I made a lead line for our TW gearbag after sweating bullets watching the depth meter bottom out on a trip down San Rafael Creek, not knowing exactly what depth it was set to read! Not hard to do & gives a little extra peace of mind. I usually deployed it once, at the dock, to compare water depth to instrument reading.

3. Dan Dunkel says:

This was a question on my Captain’s License test. The correct answer was the depth under the keel. I missed it 🙁

• TW-Matt says:

Do you remember the exact wording of the question?

• Dan Dunkel says:

It has been several years since I took the test, so I am not sure. From what I remember, it simply asked whether the reading showed the depth of the water, the depth under the transducer, or the depth under the keel. From my Tradewinds experience, I wanted to answer “it depends on who messed with the setting last”, but that wasn’t an option. I guessed “depth of the water”—wrong! It was one of those cases where knowing too much about the subject actually hurt.

4. Ron says:

I would imagine every boat has a different keel depth. Is that information available somewhere?

• TW-Matt says:

For Coast Guard Documented vessels, it’s on the document. Our fleet ranges from 4′ to 7′, so if you assume 7, you’ll be ok.

5. Tony Johnson says:

Good article, Matt. I’m with you on the setting at water level.
As to the Tradewinds solutions, painting the pilings is the easiest for the members.
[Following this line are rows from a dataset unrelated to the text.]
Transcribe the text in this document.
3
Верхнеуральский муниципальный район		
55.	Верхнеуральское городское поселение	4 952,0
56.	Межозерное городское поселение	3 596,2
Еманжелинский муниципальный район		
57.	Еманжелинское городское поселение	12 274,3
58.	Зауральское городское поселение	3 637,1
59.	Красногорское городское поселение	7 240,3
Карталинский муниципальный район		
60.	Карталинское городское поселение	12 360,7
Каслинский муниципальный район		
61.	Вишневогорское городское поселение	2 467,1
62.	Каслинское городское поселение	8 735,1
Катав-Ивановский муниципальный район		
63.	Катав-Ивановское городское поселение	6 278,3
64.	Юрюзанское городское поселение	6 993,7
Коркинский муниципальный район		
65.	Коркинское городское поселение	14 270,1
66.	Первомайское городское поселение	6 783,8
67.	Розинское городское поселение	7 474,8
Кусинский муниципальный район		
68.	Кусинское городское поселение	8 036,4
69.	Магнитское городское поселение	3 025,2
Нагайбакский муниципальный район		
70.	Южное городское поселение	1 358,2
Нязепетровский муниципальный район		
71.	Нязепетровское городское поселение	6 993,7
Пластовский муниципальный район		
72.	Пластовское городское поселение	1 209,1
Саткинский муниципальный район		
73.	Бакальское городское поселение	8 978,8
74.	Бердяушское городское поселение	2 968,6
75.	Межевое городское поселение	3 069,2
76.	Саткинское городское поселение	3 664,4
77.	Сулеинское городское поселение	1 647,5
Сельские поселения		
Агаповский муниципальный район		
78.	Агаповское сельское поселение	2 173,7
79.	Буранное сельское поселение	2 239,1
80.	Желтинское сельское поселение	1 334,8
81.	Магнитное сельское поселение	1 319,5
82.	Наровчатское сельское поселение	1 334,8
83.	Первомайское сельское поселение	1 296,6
But it has the disadvantage of not being transferable to another situation. I teach the lead line in class and tell my students they may very well have to figure this out for themselves when chartering.

6. Rolf says:

Hello from Kiel,

thanks for this nice articel. For me the question: “What setting do you prefer?” is answererd very simple: Offset + 2 ! I always know the total depth of my baot, so it is easy for me to check.